Improved Nanoscale Al-Doped ZnO with a ZnO Buffer Layer Fabricated by Nitrogen-Mediated Crystallization for Flexible Optoelectronic Devices

To achieve excellent semiconductor device performance, especially for low-temperature processing of semiconductors, the need to devise strategies to engineer the surface and interface and to develop characterization techniques to understand the cause-effect relationship of surface and interface of semiconductor devices remains to be a key issue. Here, we present a nucleation control method, termed nitrogen-mediated crystallization (NMC), to engineer the surface morphology of a ZnO buffer layer and analyze first- and second-degree statistical surfaces to reveal the morphological relationship between the buffer layer and the buffered AZO film.
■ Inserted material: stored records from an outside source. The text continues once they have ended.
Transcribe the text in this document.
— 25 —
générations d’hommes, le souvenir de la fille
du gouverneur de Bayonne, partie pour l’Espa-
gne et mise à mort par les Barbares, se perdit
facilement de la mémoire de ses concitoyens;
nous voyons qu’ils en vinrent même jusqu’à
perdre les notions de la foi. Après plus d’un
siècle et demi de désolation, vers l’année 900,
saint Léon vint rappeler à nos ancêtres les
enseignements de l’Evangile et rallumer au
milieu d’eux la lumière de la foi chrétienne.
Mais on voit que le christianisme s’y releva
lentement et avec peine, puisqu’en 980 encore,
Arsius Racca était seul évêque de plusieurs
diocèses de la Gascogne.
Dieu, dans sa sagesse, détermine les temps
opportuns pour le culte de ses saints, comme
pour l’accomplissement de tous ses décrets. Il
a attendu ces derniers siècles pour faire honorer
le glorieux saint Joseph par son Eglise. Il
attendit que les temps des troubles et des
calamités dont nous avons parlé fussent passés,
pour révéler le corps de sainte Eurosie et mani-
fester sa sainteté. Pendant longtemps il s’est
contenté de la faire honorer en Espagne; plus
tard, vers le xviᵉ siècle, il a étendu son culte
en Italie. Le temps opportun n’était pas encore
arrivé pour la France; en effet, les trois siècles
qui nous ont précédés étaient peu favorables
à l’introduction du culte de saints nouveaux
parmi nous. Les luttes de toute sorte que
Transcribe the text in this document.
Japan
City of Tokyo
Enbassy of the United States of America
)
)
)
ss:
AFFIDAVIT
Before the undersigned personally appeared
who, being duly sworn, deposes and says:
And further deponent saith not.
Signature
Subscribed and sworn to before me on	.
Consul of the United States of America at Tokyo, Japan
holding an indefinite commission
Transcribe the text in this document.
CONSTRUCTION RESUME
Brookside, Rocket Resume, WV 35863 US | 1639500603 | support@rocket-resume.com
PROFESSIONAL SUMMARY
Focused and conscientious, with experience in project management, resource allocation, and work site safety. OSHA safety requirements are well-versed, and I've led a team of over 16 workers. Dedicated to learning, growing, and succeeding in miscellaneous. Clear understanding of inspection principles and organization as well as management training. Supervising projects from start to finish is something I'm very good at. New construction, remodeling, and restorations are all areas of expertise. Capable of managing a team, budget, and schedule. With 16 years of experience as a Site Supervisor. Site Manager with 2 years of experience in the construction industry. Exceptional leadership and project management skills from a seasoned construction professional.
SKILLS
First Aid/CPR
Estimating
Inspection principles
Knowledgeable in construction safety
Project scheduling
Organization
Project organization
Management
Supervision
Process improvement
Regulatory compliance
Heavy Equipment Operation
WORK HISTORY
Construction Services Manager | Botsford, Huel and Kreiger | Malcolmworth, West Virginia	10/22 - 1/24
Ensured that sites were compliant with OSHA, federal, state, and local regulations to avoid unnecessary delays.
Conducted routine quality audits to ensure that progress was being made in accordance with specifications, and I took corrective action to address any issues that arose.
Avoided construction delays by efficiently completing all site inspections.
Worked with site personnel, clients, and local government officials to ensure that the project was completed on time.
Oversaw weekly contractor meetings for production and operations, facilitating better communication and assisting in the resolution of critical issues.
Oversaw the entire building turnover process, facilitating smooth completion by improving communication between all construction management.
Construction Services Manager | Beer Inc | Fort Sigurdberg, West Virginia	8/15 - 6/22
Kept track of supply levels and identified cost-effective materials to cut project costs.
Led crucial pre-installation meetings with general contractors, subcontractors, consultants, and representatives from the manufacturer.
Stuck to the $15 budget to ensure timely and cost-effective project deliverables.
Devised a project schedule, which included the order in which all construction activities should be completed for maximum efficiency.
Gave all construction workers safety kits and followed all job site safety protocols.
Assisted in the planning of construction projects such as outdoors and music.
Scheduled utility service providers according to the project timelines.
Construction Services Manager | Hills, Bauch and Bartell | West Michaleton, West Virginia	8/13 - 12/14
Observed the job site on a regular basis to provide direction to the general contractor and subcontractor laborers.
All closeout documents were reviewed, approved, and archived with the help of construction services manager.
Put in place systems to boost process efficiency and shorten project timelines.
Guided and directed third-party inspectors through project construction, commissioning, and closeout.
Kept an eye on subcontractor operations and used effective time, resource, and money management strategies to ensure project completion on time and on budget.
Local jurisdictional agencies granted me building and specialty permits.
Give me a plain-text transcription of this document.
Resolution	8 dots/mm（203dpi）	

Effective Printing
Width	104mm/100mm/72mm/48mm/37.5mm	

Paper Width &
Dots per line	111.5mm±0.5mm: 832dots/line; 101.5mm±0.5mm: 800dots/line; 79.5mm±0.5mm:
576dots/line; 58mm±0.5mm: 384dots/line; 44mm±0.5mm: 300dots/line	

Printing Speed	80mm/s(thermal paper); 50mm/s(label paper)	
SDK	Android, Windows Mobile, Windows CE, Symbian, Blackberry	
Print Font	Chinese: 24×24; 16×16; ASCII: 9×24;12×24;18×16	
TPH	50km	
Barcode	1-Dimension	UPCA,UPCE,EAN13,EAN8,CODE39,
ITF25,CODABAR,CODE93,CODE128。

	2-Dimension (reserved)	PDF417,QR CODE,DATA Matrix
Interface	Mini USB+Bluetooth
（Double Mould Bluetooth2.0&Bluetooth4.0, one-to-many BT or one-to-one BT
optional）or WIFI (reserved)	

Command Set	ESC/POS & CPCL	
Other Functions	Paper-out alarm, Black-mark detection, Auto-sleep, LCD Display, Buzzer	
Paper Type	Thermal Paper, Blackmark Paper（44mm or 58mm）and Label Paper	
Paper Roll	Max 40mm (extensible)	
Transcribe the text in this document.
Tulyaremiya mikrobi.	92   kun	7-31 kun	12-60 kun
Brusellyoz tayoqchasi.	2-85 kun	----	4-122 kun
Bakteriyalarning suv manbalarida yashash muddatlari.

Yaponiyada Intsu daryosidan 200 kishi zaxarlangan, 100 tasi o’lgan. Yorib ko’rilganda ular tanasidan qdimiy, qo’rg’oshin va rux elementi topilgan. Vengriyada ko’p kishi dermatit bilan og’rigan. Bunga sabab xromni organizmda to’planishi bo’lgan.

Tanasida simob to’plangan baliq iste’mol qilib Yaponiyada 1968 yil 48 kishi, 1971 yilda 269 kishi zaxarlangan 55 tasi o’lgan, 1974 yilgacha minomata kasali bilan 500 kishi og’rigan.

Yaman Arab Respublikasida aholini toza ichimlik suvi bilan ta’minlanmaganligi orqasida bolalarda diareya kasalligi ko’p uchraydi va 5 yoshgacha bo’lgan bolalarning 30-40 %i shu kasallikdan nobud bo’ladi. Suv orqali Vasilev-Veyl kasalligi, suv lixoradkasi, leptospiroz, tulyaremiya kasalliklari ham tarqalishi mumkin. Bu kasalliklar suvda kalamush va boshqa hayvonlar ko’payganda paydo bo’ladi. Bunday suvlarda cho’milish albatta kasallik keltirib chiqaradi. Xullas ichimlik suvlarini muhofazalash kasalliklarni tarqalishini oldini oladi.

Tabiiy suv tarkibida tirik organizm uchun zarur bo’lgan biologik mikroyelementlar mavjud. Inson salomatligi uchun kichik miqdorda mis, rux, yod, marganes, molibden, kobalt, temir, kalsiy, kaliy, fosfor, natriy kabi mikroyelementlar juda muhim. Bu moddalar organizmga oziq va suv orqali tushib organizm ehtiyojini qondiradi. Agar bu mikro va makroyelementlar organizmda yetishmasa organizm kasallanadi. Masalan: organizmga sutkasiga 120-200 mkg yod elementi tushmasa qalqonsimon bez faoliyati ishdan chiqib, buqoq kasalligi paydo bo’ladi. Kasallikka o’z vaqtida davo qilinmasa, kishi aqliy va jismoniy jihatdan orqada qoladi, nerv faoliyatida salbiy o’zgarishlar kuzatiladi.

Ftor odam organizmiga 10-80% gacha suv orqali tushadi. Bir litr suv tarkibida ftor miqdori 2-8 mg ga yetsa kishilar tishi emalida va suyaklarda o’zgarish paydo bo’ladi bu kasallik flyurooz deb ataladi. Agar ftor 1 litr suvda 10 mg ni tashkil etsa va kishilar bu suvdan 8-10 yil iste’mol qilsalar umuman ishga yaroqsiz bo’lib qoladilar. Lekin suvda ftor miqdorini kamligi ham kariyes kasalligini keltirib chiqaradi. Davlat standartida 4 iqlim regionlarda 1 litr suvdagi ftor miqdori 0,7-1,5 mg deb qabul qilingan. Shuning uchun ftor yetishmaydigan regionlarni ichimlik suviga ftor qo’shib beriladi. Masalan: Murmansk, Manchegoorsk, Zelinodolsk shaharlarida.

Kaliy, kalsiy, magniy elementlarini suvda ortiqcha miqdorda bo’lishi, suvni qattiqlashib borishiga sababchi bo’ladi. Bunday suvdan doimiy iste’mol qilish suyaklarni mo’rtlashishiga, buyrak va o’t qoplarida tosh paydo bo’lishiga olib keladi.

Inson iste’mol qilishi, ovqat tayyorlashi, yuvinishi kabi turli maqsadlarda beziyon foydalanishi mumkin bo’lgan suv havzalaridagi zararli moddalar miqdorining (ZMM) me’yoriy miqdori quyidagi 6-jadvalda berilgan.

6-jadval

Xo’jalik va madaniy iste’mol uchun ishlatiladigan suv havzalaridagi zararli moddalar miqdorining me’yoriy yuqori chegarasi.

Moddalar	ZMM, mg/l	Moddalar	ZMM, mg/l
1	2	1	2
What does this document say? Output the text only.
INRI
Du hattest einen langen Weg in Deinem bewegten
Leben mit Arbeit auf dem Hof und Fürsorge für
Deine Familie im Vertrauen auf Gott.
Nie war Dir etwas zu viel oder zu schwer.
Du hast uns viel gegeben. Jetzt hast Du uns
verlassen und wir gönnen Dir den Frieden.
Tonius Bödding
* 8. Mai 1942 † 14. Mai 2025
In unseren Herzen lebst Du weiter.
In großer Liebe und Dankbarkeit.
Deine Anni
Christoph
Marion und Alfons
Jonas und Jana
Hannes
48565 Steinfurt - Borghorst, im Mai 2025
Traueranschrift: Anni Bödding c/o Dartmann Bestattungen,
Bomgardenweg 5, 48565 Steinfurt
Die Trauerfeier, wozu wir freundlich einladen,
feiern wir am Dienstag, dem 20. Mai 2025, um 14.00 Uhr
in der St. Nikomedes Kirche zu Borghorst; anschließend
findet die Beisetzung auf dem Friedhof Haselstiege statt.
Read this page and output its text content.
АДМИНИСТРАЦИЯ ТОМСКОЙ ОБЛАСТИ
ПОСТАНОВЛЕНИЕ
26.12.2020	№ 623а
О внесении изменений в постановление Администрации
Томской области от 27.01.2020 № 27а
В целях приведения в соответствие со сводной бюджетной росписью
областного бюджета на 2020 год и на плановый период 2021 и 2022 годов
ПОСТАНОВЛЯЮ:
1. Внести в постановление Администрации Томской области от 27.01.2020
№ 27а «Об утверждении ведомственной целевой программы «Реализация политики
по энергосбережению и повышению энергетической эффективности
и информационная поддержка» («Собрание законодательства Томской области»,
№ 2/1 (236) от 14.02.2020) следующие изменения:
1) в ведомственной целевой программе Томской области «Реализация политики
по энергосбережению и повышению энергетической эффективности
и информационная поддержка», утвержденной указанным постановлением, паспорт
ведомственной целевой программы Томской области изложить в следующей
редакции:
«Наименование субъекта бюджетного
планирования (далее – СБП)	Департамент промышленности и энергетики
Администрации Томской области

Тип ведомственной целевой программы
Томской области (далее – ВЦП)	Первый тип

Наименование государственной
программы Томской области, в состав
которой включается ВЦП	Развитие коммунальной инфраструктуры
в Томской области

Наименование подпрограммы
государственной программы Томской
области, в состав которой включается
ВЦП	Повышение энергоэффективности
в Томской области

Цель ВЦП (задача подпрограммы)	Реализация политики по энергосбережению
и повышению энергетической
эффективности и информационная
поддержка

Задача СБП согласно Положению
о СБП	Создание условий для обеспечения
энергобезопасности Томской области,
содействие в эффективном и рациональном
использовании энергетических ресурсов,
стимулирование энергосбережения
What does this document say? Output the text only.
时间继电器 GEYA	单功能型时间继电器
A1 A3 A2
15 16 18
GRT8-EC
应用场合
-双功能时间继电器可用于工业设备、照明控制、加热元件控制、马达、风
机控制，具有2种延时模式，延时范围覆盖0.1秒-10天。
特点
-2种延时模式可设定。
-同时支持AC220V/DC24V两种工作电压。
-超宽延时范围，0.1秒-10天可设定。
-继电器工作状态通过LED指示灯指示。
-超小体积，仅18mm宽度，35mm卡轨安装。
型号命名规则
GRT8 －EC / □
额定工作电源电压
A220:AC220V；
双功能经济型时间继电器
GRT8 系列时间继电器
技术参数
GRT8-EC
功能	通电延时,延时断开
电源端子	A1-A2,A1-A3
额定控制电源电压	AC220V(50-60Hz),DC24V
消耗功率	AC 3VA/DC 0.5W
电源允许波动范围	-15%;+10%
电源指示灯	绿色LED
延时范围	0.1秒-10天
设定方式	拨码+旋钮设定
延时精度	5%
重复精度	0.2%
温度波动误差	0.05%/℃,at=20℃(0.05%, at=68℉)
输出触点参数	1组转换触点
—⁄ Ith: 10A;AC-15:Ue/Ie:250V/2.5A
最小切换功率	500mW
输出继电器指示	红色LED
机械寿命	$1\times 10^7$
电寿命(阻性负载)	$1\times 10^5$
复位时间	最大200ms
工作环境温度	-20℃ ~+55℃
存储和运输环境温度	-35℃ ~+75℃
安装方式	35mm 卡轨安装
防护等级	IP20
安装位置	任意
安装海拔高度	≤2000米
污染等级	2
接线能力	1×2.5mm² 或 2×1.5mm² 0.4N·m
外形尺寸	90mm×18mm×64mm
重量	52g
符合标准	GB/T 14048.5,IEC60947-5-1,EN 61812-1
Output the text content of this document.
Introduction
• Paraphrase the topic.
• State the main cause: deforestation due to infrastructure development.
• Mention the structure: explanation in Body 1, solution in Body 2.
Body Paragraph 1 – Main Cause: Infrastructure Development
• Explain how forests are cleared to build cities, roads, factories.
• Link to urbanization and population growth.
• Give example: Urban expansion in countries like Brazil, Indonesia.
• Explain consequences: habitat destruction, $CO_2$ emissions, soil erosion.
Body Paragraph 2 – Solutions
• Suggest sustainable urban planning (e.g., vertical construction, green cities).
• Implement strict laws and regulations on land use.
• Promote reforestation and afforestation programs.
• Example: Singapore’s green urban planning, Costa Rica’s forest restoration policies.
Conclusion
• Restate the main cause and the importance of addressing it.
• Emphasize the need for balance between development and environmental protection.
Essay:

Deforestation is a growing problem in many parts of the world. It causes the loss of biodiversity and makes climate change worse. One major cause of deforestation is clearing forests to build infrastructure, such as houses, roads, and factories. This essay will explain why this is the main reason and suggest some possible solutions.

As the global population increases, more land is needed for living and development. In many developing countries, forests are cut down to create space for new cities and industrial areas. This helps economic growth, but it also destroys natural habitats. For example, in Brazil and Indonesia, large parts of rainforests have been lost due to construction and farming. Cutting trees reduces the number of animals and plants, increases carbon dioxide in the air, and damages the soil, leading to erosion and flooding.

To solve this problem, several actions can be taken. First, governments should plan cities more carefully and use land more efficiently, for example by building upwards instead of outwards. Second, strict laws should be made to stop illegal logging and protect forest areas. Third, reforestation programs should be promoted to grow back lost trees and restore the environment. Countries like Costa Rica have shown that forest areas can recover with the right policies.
The surface parameter is generally understood as the surface roughness (roughness average or RMS roughness) or the surface height profile, and our experimental results suggest that the physical properties of the buffered AZO films are strongly influenced by the fractal geometry of the buffer layers and are insensitive to their surface roughness. We demonstrate that the NMC method promotes enhanced surface migration and effectively prevents the development of nonuniform fractal geometry in the ZnO buffer layer, enabling the stress relaxation in the buffered AZO films and mitigating the three- dimensional columnar growth. At a low thermally induced kinetic energy, a 90 nm thick AZO film with an ultralow resistivity of 4.4 x 10(-4) Omega.cm can be achieved, indicating its potential for the realization of high-efficiency flexible optoelectronic devices.